Nolan Struggles to Adapt to a Normal Life
A transport ferrying Nolan and other former captives across the Pacific left the Philippines on October 2. Excitement built as the ship slowly inched its way across the immense ocean until finally, after nearly four long years living in misery, Nolan sighted San Francisco on October 20. Following brief stays in two hospitals for medical examinations, Nolan headed home with his parents and one brother.
Although back in Michigan and surrounded by loving family and friends, Nolan’s return brought its difficult moments as well. “The first month home was especially hard to handle because my nerves weren’t what they used to be, and I had all kinds of people visiting. Mom had this whistling teapot that went off one morning. I went hysterical because I thought bombs were being dropped, so Mom got rid of the teapot.

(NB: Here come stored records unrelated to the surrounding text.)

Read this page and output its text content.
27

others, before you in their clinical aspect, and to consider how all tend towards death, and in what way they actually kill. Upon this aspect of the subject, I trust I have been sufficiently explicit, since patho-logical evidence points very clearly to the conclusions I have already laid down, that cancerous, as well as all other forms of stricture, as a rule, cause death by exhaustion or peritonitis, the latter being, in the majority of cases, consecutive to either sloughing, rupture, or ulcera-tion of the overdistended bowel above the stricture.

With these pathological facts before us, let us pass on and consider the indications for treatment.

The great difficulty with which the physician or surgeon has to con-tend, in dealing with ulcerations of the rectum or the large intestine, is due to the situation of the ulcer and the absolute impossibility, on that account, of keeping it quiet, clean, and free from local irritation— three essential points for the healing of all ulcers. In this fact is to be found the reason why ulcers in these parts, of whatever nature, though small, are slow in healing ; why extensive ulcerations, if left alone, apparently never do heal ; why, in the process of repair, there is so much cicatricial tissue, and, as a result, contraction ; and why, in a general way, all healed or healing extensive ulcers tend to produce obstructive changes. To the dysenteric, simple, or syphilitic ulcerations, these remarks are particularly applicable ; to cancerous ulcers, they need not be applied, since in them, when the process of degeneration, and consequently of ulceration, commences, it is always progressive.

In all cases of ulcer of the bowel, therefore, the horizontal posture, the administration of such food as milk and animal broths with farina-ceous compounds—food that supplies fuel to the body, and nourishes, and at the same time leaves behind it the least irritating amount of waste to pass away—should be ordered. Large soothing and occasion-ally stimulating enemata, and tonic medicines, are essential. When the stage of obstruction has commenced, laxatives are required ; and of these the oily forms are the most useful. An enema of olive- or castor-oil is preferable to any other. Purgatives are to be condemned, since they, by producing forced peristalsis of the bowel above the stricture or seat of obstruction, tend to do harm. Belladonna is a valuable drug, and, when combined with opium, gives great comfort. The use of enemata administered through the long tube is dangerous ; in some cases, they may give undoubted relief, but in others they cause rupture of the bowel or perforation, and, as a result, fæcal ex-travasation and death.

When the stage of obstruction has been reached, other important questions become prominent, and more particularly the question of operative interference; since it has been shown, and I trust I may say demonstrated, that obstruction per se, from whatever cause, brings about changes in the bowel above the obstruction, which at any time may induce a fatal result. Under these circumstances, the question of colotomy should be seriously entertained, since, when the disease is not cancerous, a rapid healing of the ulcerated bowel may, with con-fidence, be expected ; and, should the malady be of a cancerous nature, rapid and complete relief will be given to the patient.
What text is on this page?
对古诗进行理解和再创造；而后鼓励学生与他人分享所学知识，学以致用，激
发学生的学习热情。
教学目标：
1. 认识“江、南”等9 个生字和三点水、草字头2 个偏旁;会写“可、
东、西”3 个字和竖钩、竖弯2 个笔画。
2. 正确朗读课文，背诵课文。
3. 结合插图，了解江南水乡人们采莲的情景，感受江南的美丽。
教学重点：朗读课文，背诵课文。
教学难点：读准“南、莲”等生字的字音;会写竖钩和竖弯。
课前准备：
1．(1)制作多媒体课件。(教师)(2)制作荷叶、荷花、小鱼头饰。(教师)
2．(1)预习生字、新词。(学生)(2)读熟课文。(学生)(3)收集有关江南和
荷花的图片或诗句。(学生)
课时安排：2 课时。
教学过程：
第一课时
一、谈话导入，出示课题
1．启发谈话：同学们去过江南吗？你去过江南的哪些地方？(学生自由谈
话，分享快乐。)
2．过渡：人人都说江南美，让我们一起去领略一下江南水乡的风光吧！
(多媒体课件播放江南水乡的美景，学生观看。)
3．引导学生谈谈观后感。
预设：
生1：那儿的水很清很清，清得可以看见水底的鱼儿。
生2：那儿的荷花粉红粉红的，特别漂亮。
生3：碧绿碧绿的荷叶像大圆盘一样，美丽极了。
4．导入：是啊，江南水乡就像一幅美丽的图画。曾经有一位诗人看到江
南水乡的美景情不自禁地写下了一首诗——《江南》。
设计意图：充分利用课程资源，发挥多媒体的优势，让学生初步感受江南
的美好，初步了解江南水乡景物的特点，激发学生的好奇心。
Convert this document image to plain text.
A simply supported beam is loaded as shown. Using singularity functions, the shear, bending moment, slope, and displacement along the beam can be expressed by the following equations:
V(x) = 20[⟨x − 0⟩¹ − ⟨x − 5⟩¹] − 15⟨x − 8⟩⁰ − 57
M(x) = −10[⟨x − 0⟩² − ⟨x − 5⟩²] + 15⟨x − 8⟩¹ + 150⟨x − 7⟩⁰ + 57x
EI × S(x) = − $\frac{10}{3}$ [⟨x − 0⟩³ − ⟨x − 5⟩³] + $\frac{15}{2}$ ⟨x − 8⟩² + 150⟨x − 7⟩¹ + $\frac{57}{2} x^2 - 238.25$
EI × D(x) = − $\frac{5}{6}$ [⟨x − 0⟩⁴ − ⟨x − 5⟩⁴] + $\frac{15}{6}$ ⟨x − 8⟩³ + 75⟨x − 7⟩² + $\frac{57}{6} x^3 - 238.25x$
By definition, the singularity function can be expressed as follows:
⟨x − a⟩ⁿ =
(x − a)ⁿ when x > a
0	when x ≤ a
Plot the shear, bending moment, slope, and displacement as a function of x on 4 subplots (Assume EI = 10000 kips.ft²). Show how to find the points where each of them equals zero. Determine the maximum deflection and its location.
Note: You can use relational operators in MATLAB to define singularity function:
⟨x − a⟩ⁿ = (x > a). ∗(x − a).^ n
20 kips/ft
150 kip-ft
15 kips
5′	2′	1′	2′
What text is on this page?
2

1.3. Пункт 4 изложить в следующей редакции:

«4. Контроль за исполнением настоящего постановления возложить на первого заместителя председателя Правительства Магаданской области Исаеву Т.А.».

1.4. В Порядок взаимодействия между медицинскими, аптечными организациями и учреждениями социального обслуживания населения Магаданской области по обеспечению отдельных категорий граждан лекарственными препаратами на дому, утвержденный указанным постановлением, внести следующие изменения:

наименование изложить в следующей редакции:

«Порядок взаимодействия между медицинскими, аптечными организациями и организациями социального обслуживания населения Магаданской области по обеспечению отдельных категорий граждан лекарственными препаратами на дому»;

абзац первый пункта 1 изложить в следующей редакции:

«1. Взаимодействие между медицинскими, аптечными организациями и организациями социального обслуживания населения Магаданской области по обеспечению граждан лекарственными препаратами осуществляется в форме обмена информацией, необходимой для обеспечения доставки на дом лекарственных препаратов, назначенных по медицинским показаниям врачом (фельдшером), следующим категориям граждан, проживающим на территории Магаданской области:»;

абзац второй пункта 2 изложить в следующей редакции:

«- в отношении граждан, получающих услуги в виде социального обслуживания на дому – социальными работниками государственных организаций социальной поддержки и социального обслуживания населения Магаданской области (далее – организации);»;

I didn’t want to be around a lot of people, and I didn’t want anyone telling me what to do. I wanted to do what I wanted to do when I wanted to do it.”
Struggling to Forgive
Nolan eventually returned to the job he held before the war, a splicer for Michigan Bell, and enjoyed the comradeship of people at his local Catholic church, at work, and in his neighborhood. Putting behind him the horrors of confinement, he successfully resumed a normal life.
Through the years Nolan suffered from various physical ailments brought on by his time in prison camps. Stomach problems, caused by lack of nutrition, plagued him, and the severe beatings issued by guards took their toll on his heart, liver, kidneys, and back. Most of all, the mental images of his ordeal hounded Nolan. “I experienced plenty of nightmares in which I was always fighting somebody who was chasing me. I’d kick my feet and swing my arms, and holler indistinguishable words, then when my wife would wake me I’d tell her, ‘It’s the damn Japs.’ Eventually a doctor in a veterans’ hospital near home helped me get over them.”
Nolan retained few harsh feelings toward the Japanese. In 1965 he even returned to Japan for a visit, where he and his wife joined a tour group. “We were on a tour bus with some other Americans, who started to get on the tour guide—a young Japanese who spoke English. I told them to lay off, that the tour guide wasn’t even born when we endured the prison camps.”
Sergeant William Nolan is a exemplary man that will live with me for my entire life. I believe Sergeant William Nolan’s deep and profound Faith and love of life is testimony of his intrepid survival . Peace and Respect to all World War Two Veterans.